Cybersecurity Forum

This forum is for all security enthusiasts to discuss Fortinet's latest & evolving technologies and to connect & network with peers in the cybersecurity hemisphere. Share and learn on a broad range of topics like best practices, use cases, integrations and more. For support specific questions/resources, please visit the Support Forum or the Knowledge Base.

kennethadams
New Contributor

Cannot access vip suddenly

Setting up two 1000c firewalls in active-passive mode cluster,using static routes,and the software version is 5.2.10. I setup vips,manually update virus and ips, and vips can be accessed. But I cannot accessed my vips two times in 100days.I have to reboot the active mode firewall to access my vips. What may be the problem?

7 REPLIES 7
krahemat_FTNT

Kenneth,

 

Can you provide the actual policy configuration that contains the VIP reference in question also the VIP configuration.  I find it odd that you are not able to access the VIP 20 percent of the time.  Are these time specific or random?  Have you performed both a DIAG SNIFFER and DIAG DEBUG FLOW on the firewall to locate a cause?

 

Regards,

 

Karim

kennethadams

Thanks.I cannot access my vips two times with 100 days. First time i had done a diag sniffer(diagnose sniffer packet wan1 'port xxxx and host x.x.x.x' ),and got the syn packet, the vip did not send any packet back to source address,very strange. I am a newbie,just learn how to use diag debug flow.

Regards,

Kenneth

krahemat_FTNT

No worries, here to help.  So the sniffer sees the SYN packet arrive on the WAN1 interface and leave the LAN interface?
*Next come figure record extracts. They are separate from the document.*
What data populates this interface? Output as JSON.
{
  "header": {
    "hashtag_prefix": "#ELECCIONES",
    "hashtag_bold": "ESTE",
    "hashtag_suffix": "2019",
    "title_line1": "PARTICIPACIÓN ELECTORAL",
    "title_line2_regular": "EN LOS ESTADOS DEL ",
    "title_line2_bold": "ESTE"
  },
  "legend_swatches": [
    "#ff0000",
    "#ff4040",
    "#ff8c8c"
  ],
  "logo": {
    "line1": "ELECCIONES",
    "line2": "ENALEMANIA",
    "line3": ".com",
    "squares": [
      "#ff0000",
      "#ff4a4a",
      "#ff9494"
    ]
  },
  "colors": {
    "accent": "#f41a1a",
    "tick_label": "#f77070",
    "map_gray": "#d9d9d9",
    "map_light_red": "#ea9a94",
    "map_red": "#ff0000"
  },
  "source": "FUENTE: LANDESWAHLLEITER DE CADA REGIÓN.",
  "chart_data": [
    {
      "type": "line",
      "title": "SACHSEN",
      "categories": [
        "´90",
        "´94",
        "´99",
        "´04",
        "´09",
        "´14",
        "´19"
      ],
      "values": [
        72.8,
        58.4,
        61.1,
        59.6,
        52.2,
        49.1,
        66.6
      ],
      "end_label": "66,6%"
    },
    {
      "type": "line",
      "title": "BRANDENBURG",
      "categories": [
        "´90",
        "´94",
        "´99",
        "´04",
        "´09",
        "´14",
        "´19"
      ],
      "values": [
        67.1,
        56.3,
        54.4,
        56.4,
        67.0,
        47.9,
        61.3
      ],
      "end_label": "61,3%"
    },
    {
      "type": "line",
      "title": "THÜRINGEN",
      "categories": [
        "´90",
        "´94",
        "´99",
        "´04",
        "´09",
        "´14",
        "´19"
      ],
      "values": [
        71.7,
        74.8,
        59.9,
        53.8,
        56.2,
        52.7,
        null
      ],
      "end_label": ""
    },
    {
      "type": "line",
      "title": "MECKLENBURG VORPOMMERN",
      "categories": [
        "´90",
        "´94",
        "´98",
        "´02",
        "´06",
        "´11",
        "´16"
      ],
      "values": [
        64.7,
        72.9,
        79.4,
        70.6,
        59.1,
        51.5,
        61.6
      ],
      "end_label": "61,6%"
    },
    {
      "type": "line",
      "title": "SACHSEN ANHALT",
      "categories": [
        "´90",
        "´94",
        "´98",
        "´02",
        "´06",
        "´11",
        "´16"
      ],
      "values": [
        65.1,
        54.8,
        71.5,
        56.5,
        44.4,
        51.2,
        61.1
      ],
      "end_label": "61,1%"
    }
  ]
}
Lets do a DIAG DEBUG FLOW and see if you are hitting the correct policy and see if the firewall is doing something with it.  If you can provide the output that would be great.  Also have you checked if the destination address is sending anything back?

 

diag debug enable

diag debug flow filter addr

diag debug flow show console enable

diag debug flow show function-name enable

diag debug flow trace start 20

 

Karim

kennethadams

Maybe one or two month later, the problem will suddenly appear, I have remark the steps to record logs to analyze. I have several vip.But first time i encountered the problem,i found just vip on one ip could not accessed,vips on another ip just fine.Thanks

TomMajo

We've had VIP's on old firewalls that we were replacing cause interference even when the VIP or Policy on the old firewall were disabled.  We had to delete the old VIP entry on the old firewall to avoid the conflicts.  Not sure if this helps but I would look at a packet capture and verify the ARP request is getting the correct MAC address from the VIP on new firewall.  In our case when the ARP request was made from a host on the WAN side both the old firewall and new firewall would answer.  Unfortunately the Host would try to connect to the one that answered first and sometimes that was the old firewall.  Just a thought...

PauloRaponi
New Contributor III

Are you using IPS profile or DoS Policy?

 

Regards,

Paulo Raponi

kennethadams

the vip policy is not enabled ips,and i have not setup any dos profile.